Water freezes at 0° C (32° F) and boils at 100° C (212° F) at sea level, right? Normally, yes. But researchers at MIT have found that, when contained inside the tiny cavities of carbon nanotubes, water can actually freeze solid at temperatures well above its usual boiling point. This finding may have applications in creating proton-conducting "ice wires".
Temperature alone isn't the sole factor in determining when water shifts between a solid, liquid and gas. As demonstrated in a Cody's Lab video, pressure plays a big part as well, allowing water to effectively be boiled until it freezes by lowering the pressure.
Water has also been known to behave strangely when it's confined to spaces on the scale of nanometers: earlier this year scientists at Oak Ridge National Lab discovered water has a freaky fourth state of matter when it's put under extreme pressure in these tiny spaces. And research as far back as the 1990s has observed water spontaneously vaporizing when it's tightly surrounded by hydrophobic materials – a phenomenon seen when scientists accidentally created nanorods that appear to harvest water from the air.

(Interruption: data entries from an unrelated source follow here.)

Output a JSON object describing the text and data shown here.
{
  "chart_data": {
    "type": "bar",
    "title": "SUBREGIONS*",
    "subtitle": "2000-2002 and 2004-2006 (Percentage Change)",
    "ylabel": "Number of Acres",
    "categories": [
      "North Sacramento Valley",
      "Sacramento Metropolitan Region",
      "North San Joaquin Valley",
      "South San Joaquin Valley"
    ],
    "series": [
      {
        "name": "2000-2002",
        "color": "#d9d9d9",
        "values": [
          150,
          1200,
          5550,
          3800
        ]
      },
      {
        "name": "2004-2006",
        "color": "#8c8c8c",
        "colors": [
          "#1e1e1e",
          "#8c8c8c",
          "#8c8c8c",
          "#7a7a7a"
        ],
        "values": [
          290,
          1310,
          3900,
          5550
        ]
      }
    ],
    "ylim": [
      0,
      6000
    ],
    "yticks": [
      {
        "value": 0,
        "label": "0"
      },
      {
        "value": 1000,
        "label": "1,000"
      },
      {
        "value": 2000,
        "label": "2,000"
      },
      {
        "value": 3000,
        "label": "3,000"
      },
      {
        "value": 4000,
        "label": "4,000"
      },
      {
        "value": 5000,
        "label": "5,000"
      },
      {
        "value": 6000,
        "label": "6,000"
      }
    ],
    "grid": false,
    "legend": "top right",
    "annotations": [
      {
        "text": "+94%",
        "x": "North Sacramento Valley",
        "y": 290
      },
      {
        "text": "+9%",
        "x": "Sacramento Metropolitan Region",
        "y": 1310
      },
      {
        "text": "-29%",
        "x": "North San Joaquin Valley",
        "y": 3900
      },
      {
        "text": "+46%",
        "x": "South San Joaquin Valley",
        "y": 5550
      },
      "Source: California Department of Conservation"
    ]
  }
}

"If you confine a fluid to a nanocavity, you can actually distort its phase behavior," says Michael Strano, lead author of the study. "The effect is much greater than anyone had anticipated."
The researchers expected to see changes in the temperature at which water boils and freezes, but were still surprised by the results. The changes were far more pronounced than they'd anticipated, and in the other direction – the freezing point increased instead of lowering. In one test, water froze in a nanotube at a temperature of between 105° C and 151° C (221° F and 304° F).
This caught the team off-guard partly because earlier simulations suggested very different outcomes. These false findings were likely the result of imprecise measurements, which can be really difficult to get right at such tiny scales and yet cause very drastic differences. The researchers found, for instance, that changing the diameter of a nanotube by as little as 0.01 nanometers could alter the freezing point of water by dozens of degrees.
"All bets are off when you get really small," says Strano. "It's really an unexplored space."
To study this, the team placed reservoirs of water at both ends of carbon nanotubes, which were left open. How the water actually got inside them is still a bit of a mystery, given that nanotubes are generally thought to repel water, but it found a way.
Then, using vibrational spectroscopy, the team was able to track not only the movement of water within a nanotube, but whether it's in a solid, liquid or vapor phase. And while the water does solidify, that doesn't necessarily mean it's ice, because the team hasn't yet been able to confirm that it contains the usual crystalline structure of ice.
So what can we do with this strange material? Since this solid water stays stable at room temperature, the researchers suggest a type of "ice wire" may be developed, which could conduct protons 10 times better than existing materials.
The research was published in the journal Nature Nanotechnology.